Women with (XDR) TB Quarantined, Sent to NIH, Maryland
The Centre for Disease Control and Prevention moved a patient suffering from an extreme form of tuberculosis into isolation on Friday, in order to contain the air-borne bacteria of the disease from spreading further.
The woman was admitted to the National Institutes of Health (NIH) in Bethesda, Maryland via special air and ground ambulances. Meanwhile, the federal authorities were apprehensive that people with whom this woman had come in contact, might have contracted the disease as well. They are trying to zero in on these people.
The infected women traversed at least three states before ending at the NIH. As reported by the CDC, she traveled in April from India to the United States, through Chicago O'Hare airport. Thereafter, she spent some time in Missouri and Tennessee. It was seven weeks after landing in the US, that she was diagnosed with (XDR) TB. Initially, she sought treatment at a Chicago hospital before being shifted to NIH.

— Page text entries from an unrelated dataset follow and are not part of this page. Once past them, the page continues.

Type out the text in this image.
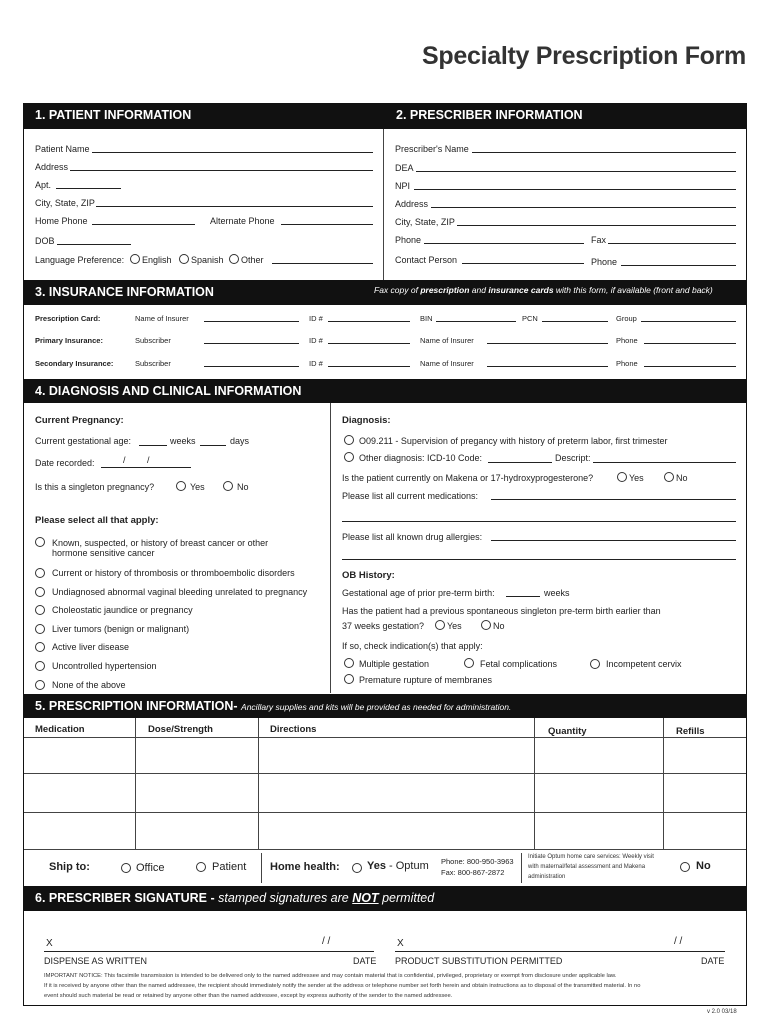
Specialty Prescription Form
1. PATIENT INFORMATION	2. PRESCRIBER INFORMATION
Patient Name
Address
Apt.
City, State, ZIP
Home Phone	Alternate Phone
DOB
Language Preference: English Spanish Other
Prescriber's Name
DEA
NPI
Address
City, State, ZIP
Phone	Fax
Contact Person	Phone
3. INSURANCE INFORMATION	Fax copy of prescription and insurance cards with this form, if available (front and back)
Prescription Card:	Name of Insurer	ID #	BIN	PCN	Group
Primary Insurance:	Subscriber	ID #	Name of Insurer	Phone
Secondary Insurance:	Subscriber	ID #	Name of Insurer	Phone
4. DIAGNOSIS AND CLINICAL INFORMATION
Current Pregnancy:
Current gestational age:	weeks	days
Date recorded:	/ /
Is this a singleton pregnancy?	Yes	No
Please select all that apply:
Known, suspected, or history of breast cancer or other
hormone sensitive cancer
Current or history of thrombosis or thromboembolic disorders
Undiagnosed abnormal vaginal bleeding unrelated to pregnancy
Choleostatic jaundice or pregnancy
Liver tumors (benign or malignant)
Active liver disease
Uncontrolled hypertension
None of the above
Diagnosis:
O09.211 - Supervision of pregancy with history of preterm labor, first trimester
Other diagnosis: ICD-10 Code:	Descript:
Is the patient currently on Makena or 17-hydroxyprogesterone?	Yes	No
Please list all current medications:
Please list all known drug allergies:
OB History:
Gestational age of prior pre-term birth:	weeks
Has the patient had a previous spontaneous singleton pre-term birth earlier than
37 weeks gestation?	Yes	No
If so, check indication(s) that apply:
Multiple gestation	Fetal complications	Incompetent cervix
Premature rupture of membranes
5. PRESCRIPTION INFORMATION- Ancillary supplies and kits will be provided as needed for administration.
Medication	Dose/Strength	Directions	Quantity	Refills
Ship to:	Office	Patient Home health: Yes - Optum Phone: 800-950-3963
Fax: 800-867-2872
Initiate Optum home care services: Weekly visit
with maternal/fetal assessment and Makena
administration
No
6. PRESCRIBER SIGNATURE - stamped signatures are NOT permitted
X	/ /
DISPENSE AS WRITTEN	DATE
X	/ /
PRODUCT SUBSTITUTION PERMITTED	DATE
IMPORTANT NOTICE: This facsimile transmission is intended to be delivered only to the named addressee and may contain material that is confidential, privileged, proprietary or exempt from disclosure under applicable law.
If it is received by anyone other than the named addressee, the recipient should immediately notify the sender at the address or telephone number set forth herein and obtain instructions as to disposal of the transmitted material. In no
event should such material be read or retained by anyone other than the named addressee, except by express authority of the sender to the named addressee.
v 2.0 03/18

XDR-TB or extensively drug resistant TB resists the effects of almost all the known TB drugs. Though it is very rare in the US, with about 63 cases between 1993 and 2011, this form of TB is very dangerous. TB bacteria are released into the air when a person with TB disease of the lungs or throat coughs or sneezes and people who breathe in this air can become infected.
Presently, the female patient is undergoing treatment at the NIH Clinical Center and the National Institute of Allergy and Infectious Diseases is providing care and treatment for the patient in connection with an existing NIH clinical protocol.